With a non-commented version that does a full merge, it still generates an output file. This output file can be checked with objdump and find all sections, codes and symbol tables of both inputs. However, objdump complains:
BFD: BFD (GNU Binutils for Ubuntu) 2.21.53.20110810 assertion fail ../../bfd/elf.c:1708 BFD: BFD (GNU Binutils for Ubuntu) 2.21.53.20110810 assertion fail ../../bfd/elf.c:1708
On my system 1708 of elf.c :
BFD_ASSERT (elf_dynsymtab (abfd) == 0);
elf_dynsymtab - macro in elf-bfd.h for:
#define elf_dynsymtab(bfd) (elf_tdata(bfd) -> dynsymtab_section)

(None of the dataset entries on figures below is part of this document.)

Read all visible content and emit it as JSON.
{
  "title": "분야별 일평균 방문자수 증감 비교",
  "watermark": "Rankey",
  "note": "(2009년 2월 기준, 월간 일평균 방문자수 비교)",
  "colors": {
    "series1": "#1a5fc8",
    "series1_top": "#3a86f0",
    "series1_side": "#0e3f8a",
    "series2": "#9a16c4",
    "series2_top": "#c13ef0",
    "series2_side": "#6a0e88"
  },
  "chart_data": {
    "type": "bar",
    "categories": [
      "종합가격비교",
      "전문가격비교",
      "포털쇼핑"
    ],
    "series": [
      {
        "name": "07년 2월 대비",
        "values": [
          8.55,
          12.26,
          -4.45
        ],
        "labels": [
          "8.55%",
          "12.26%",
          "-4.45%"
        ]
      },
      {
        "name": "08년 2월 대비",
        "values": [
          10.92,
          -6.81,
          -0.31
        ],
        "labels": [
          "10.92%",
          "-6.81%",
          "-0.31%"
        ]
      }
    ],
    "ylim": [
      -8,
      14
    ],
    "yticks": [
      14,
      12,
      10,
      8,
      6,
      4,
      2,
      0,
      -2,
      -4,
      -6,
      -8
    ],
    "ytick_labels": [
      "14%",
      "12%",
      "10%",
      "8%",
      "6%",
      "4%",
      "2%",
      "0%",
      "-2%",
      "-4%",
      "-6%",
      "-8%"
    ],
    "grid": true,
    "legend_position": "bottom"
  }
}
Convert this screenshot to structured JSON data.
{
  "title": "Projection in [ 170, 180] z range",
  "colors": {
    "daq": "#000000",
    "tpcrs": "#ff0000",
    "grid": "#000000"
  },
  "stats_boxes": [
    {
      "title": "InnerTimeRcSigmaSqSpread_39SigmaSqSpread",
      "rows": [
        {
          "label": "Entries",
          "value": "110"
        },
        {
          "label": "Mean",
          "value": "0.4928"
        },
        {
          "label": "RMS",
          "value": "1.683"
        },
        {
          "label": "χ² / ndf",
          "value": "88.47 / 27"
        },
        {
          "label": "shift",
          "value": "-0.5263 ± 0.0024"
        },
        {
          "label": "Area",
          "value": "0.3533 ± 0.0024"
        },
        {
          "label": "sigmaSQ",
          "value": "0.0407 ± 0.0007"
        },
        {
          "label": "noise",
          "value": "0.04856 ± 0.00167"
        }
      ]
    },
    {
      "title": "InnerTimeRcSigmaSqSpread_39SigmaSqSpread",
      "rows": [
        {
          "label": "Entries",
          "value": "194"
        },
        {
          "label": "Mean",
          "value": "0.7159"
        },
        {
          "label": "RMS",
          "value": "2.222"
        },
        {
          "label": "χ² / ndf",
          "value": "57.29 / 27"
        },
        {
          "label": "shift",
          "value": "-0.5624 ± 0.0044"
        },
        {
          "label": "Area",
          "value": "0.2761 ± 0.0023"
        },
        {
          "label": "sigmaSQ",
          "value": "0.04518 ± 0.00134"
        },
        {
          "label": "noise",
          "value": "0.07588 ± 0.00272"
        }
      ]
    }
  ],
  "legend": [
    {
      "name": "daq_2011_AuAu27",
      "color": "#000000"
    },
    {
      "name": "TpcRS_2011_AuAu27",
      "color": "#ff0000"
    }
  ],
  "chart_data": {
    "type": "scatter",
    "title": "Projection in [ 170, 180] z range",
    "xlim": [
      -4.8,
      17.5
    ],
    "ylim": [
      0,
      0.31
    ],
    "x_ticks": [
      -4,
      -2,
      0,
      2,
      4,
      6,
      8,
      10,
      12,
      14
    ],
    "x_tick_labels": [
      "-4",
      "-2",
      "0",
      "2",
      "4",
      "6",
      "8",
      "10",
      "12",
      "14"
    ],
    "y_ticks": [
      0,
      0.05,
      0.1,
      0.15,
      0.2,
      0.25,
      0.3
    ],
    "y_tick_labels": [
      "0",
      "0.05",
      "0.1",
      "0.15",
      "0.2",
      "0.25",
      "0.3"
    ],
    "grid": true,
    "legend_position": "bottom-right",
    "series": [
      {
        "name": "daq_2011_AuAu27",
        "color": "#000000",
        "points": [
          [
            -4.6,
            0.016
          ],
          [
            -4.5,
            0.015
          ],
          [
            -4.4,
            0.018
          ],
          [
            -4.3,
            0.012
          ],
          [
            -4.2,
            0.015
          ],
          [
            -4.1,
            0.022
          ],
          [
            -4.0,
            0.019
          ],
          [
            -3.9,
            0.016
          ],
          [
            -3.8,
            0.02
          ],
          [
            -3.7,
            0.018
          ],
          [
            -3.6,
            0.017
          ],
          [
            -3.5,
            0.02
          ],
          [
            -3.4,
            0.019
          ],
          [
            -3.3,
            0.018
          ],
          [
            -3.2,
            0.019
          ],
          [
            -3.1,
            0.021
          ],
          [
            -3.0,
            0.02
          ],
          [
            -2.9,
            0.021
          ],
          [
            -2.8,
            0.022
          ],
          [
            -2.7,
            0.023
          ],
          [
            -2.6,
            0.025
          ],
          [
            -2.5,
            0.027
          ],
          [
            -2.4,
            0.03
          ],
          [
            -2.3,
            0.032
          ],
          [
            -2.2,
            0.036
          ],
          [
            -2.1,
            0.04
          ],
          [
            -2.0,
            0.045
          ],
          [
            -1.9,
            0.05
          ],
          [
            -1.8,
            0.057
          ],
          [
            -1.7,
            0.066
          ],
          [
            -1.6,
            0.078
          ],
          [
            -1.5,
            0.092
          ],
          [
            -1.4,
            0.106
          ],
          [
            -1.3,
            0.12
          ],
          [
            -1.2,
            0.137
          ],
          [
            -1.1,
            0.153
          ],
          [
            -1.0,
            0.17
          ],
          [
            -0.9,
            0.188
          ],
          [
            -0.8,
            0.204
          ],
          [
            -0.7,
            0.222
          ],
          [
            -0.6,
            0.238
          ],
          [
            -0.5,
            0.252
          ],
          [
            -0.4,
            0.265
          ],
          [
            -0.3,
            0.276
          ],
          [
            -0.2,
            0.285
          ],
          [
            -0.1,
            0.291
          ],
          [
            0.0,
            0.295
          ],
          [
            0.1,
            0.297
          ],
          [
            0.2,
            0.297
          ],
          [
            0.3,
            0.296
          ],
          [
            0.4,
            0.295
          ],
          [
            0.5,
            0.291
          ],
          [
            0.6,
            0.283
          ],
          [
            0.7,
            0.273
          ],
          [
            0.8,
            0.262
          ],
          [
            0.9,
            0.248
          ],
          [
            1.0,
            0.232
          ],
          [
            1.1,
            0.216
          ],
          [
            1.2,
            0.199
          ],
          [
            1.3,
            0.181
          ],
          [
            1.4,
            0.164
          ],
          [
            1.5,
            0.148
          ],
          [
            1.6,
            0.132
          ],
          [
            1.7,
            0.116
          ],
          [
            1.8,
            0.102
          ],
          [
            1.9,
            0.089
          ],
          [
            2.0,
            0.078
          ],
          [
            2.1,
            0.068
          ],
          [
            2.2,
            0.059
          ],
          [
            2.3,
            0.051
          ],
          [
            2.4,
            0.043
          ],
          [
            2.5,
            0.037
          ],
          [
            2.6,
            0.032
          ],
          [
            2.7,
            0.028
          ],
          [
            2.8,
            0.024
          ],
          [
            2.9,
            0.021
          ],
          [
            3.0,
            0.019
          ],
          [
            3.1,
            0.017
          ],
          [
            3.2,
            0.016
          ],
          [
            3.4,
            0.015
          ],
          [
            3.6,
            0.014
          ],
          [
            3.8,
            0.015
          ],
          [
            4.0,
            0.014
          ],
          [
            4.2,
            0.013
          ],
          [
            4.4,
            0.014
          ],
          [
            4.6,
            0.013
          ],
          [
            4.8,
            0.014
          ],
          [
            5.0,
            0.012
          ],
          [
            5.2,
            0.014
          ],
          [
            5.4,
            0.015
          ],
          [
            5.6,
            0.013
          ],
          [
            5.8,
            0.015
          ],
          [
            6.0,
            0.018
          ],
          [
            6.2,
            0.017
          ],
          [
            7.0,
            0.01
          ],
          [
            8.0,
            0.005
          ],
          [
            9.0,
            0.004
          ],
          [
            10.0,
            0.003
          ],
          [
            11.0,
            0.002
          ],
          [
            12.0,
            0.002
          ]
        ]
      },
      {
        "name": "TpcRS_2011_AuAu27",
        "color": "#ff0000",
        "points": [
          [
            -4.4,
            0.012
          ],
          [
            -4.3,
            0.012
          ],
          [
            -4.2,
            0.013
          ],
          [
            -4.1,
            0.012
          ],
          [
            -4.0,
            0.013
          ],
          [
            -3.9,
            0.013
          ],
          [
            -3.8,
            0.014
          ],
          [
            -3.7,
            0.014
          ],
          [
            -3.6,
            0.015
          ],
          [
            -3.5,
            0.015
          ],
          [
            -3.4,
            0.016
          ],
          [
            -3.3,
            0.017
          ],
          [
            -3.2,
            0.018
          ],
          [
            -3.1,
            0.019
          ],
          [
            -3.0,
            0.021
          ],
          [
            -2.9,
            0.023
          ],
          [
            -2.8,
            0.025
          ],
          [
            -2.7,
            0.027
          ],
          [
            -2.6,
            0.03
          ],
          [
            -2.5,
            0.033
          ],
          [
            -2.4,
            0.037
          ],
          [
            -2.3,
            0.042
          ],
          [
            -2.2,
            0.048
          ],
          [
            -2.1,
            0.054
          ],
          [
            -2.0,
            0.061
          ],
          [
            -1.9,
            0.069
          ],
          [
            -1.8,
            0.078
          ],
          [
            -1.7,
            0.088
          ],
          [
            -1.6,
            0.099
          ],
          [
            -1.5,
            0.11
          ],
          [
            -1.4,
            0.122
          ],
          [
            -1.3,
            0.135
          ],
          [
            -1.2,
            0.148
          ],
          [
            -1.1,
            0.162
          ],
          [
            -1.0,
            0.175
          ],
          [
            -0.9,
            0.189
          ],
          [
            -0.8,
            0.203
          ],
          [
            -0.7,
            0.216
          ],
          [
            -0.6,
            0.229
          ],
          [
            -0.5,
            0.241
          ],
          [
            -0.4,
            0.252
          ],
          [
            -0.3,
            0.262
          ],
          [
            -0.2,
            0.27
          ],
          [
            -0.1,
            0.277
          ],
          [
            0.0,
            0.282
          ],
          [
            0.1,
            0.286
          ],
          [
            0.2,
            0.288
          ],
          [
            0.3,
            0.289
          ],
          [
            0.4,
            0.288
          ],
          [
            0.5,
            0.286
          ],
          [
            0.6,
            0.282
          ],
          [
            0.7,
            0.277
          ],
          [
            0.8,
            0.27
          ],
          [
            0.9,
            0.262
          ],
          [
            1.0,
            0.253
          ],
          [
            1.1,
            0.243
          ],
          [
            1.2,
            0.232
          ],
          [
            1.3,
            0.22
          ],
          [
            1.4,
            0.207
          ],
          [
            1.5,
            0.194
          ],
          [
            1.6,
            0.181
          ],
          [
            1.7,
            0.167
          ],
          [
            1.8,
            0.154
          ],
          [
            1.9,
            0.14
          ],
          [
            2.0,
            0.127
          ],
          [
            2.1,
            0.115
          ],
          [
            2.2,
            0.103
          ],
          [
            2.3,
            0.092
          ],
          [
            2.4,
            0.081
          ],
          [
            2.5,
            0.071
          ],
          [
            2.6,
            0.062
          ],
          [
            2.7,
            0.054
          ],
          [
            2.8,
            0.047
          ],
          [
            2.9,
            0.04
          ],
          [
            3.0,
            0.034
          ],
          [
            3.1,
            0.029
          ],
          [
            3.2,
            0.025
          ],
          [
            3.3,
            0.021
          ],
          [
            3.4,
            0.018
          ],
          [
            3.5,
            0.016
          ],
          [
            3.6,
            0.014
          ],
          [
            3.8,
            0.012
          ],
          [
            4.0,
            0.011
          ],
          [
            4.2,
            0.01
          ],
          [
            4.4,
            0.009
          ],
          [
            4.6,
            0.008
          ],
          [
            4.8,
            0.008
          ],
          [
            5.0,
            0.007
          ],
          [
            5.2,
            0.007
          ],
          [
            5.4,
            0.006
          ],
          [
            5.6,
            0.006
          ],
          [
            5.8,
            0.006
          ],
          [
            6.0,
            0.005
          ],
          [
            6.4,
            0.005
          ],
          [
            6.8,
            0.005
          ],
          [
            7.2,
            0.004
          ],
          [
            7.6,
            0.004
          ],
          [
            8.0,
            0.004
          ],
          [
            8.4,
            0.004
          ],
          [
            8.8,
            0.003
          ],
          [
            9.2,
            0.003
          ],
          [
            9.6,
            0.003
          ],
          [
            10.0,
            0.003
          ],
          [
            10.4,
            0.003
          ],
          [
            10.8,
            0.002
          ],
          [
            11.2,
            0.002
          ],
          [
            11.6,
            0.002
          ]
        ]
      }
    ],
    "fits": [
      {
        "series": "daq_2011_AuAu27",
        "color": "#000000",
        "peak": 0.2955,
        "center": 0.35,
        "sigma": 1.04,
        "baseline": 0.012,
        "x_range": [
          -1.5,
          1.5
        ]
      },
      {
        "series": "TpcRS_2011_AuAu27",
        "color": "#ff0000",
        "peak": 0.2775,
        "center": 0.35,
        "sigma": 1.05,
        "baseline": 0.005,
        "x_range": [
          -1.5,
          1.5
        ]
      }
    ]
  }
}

I am not familiar with the ELF level, but I believe that this is the problem of reading the dynamic symbol table (or, possibly, its absence). Over time, I try to avoid direct contact with the ELF layer, if necessary. Can someone tell me what I am doing wrong in my code or conceptually?
If this is useful, I can also publish code to generate linker commands or compiled versions of the sample binaries.
I understand that this is a very big question, and for this reason I would like to properly reward everyone who can help me. If I can solve this with the help of someone, I will gladly reward the 500 + bonus.